Although Oregon is mostly white, it’s whiteness obscures the fact that about 33 percent of students in k-12 schools are students of color and that number is growing. Oregon has also been experiencing
growth in the percentage of students who are English-language learners (ELLs)—in some districts at least 50 percent of students are ELLs. Woodburn School District, in the heart of Oregon’s agriculture and wine producing region, is home to a student body that is 78 percent Latino, 72 percent ELLs and more than 95 percent poor. Usually, such numbers are accompanied by a dismal story about a lack of opportunity and widening achievement gap but that’s not the case in Woodburn. Overall, the district graduated 87 percent of its students on time—beating the state average by 15 percentage points, making it the highest in the state. Its ability to close the gap between Latino and white students as well as income equality make it an exception to patterns long ingrained in Oregon and around the nation.
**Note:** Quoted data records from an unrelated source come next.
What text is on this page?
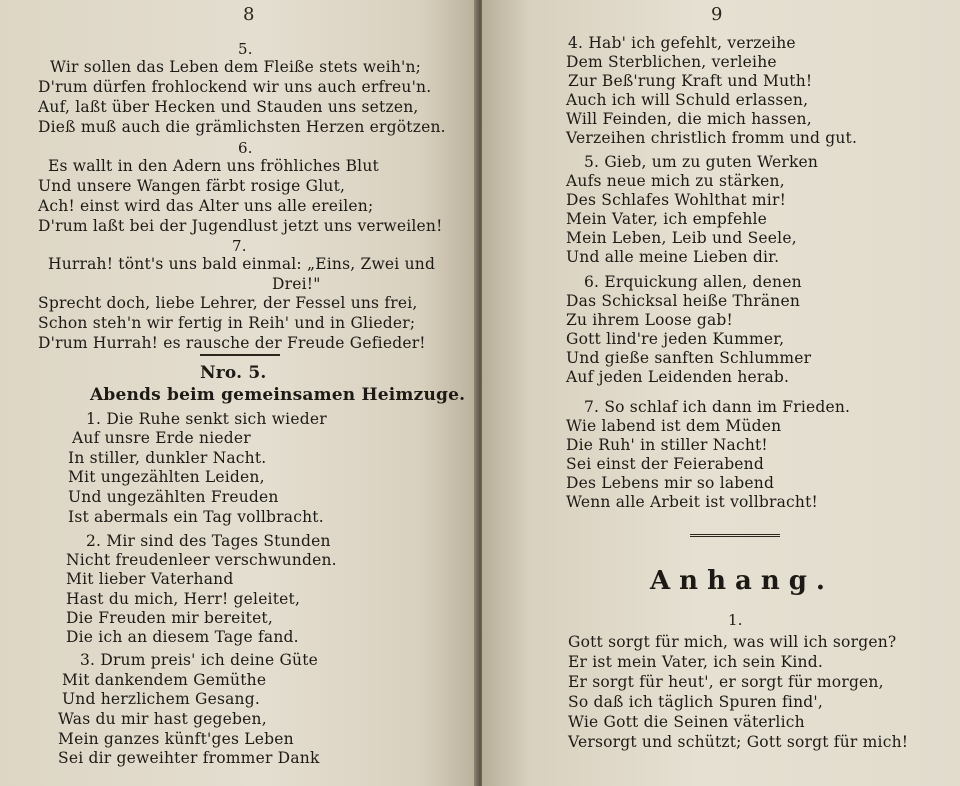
8
5.
Wir sollen das Leben dem Fleiße stets weih'n;
D'rum dürfen frohlockend wir uns auch erfreu'n.
Auf, laßt über Hecken und Stauden uns setzen,
Dieß muß auch die grämlichsten Herzen ergötzen.
6.
Es wallt in den Adern uns fröhliches Blut
Und unsere Wangen färbt rosige Glut,
Ach! einst wird das Alter uns alle ereilen;
D'rum laßt bei der Jugendlust jetzt uns verweilen!
7.
Hurrah! tönt's uns bald einmal: „Eins, Zwei und
Drei!"
Sprecht doch, liebe Lehrer, der Fessel uns frei,
Schon steh'n wir fertig in Reih' und in Glieder;
D'rum Hurrah! es rausche der Freude Gefieder!
Nro. 5.
Abends beim gemeinsamen Heimzuge.
1. Die Ruhe senkt sich wieder
Auf unsre Erde nieder
In stiller, dunkler Nacht.
Mit ungezählten Leiden,
Und ungezählten Freuden
Ist abermals ein Tag vollbracht.
2. Mir sind des Tages Stunden
Nicht freudenleer verschwunden.
Mit lieber Vaterhand
Hast du mich, Herr! geleitet,
Die Freuden mir bereitet,
Die ich an diesem Tage fand.
3. Drum preis' ich deine Güte
Mit dankendem Gemüthe
Und herzlichem Gesang.
Was du mir hast gegeben,
Mein ganzes künft'ges Leben
Sei dir geweihter frommer Dank
9
4. Hab' ich gefehlt, verzeihe
Dem Sterblichen, verleihe
Zur Beß'rung Kraft und Muth!
Auch ich will Schuld erlassen,
Will Feinden, die mich hassen,
Verzeihen christlich fromm und gut.
5. Gieb, um zu guten Werken
Aufs neue mich zu stärken,
Des Schlafes Wohlthat mir!
Mein Vater, ich empfehle
Mein Leben, Leib und Seele,
Und alle meine Lieben dir.
6. Erquickung allen, denen
Das Schicksal heiße Thränen
Zu ihrem Loose gab!
Gott lind're jeden Kummer,
Und gieße sanften Schlummer
Auf jeden Leidenden herab.
7. So schlaf ich dann im Frieden.
Wie labend ist dem Müden
Die Ruh' in stiller Nacht!
Sei einst der Feierabend
Des Lebens mir so labend
Wenn alle Arbeit ist vollbracht!
Anhang.
1.
Gott sorgt für mich, was will ich sorgen?
Er ist mein Vater, ich sein Kind.
Er sorgt für heut', er sorgt für morgen,
So daß ich täglich Spuren find',
Wie Gott die Seinen väterlich
Versorgt und schützt; Gott sorgt für mich!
A Community that Stood Up for Higher Standards
Woodburn hasn’t always been a great place for Latino families. During the 1970s, Latino agricultural and reforestation workers migrated there and were the target of anti-immigrant anger and unfair labor practices. In response to the marginalization of migrant workers, community organizers started Oregon’s first (and only)
Pineros y Campesinos Unidos del Noroeste (Northwest Treeplanters and Farmworkers United) and committed residents began to engage community leaders to provide the necessary services for Woodburn to become a welcoming place. Over a decade ago, parents and community members were frustrated by the exclusion of English as a second language students from mainstream classrooms. The district was using an English-only model for language acquisition and while students were provided sessions with a language specialist a few times per week, it was nowhere close to enough to allow them to really engage in their academic work. Parents and community organizations pushed Woodburn to consider dual immersion; they wanted their students to retain their native language while learning English alongside their peers. So Woodburn began to implement what it hoped would be a comprehensive k-12 dual-language program across the district. It started with early grades and 20 years later, the program is fully implemented.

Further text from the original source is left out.